É possível obter autorização judicial para o cultivo doméstico da cannabis para uso medicinal, por meio de um habeas corpus preventivo, que garante ao paciente o direito de plantar, transportar e produzir o próprio medicamento. Esse processo exige documentação detalhada, incluindo laudos médicos, histórico do paciente, comprovação de conhecimento para cultivo e autorização da Anvisa. O procedimento é acompanhado por advogados especializados e pode levar de dois meses a um ano para ser concluído.

Benefícios e cuidados: Relatos de pacientes e familiares indicam melhora significativa em sintomas de autismo, epilepsia e outras condições neurológicas, como redução da agitação, melhora do sono e diminuição das crises epilépticas. O advogado alertou para os riscos do uso de cannabis adquirida ilegalmente, que pode conter substâncias nocivas e prejudicar o tratamento.

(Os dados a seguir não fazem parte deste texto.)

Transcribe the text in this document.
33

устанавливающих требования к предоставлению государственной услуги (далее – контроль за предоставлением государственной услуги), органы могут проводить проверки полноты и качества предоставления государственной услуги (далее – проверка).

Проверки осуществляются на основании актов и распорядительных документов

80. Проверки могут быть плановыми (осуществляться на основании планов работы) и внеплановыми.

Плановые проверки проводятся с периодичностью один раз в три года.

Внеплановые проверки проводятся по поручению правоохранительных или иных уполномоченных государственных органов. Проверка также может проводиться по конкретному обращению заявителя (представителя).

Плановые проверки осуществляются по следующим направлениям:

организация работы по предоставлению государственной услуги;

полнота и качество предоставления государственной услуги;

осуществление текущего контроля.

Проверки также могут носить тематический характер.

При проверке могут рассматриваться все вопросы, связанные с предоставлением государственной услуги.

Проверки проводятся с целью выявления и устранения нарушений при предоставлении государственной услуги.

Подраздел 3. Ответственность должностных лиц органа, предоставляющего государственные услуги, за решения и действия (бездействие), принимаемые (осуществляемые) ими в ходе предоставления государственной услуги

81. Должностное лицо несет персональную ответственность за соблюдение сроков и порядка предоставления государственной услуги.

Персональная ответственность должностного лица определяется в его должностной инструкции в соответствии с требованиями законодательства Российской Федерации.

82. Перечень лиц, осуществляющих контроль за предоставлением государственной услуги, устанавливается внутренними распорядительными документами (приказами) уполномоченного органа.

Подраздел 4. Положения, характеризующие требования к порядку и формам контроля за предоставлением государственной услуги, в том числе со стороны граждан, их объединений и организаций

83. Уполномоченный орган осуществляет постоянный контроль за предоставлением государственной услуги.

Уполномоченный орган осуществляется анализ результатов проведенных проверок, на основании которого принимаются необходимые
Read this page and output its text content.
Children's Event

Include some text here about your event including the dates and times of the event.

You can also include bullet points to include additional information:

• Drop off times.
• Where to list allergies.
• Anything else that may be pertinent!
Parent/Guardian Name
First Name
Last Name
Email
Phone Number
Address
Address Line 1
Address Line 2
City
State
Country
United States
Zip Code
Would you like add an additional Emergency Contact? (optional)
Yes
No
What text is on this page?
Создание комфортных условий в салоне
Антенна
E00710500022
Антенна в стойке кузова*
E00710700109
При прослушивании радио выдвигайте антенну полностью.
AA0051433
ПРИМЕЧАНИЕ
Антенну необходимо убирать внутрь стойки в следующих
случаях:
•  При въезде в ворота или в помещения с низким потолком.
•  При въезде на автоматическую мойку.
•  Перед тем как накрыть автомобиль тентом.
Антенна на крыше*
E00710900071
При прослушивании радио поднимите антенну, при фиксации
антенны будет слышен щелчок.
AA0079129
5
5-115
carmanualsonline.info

O acompanhamento médico é fundamental para ajustar a dosagem e garantir a segurança do paciente.

Informações adicionais

O uso medicinal da cannabis ainda é um campo recente no Brasil, com o primeiro habeas corpus concedido em 2016. O processo é sigiloso e envolve análise criteriosa de documentos e laudos para assegurar que o cultivo e o uso sejam estritamente para fins terapêuticos. A atuação de advogados especializados é essencial para orientar pacientes e familiares na obtenção dos direitos legais relacionados ao tratamento com cannabis.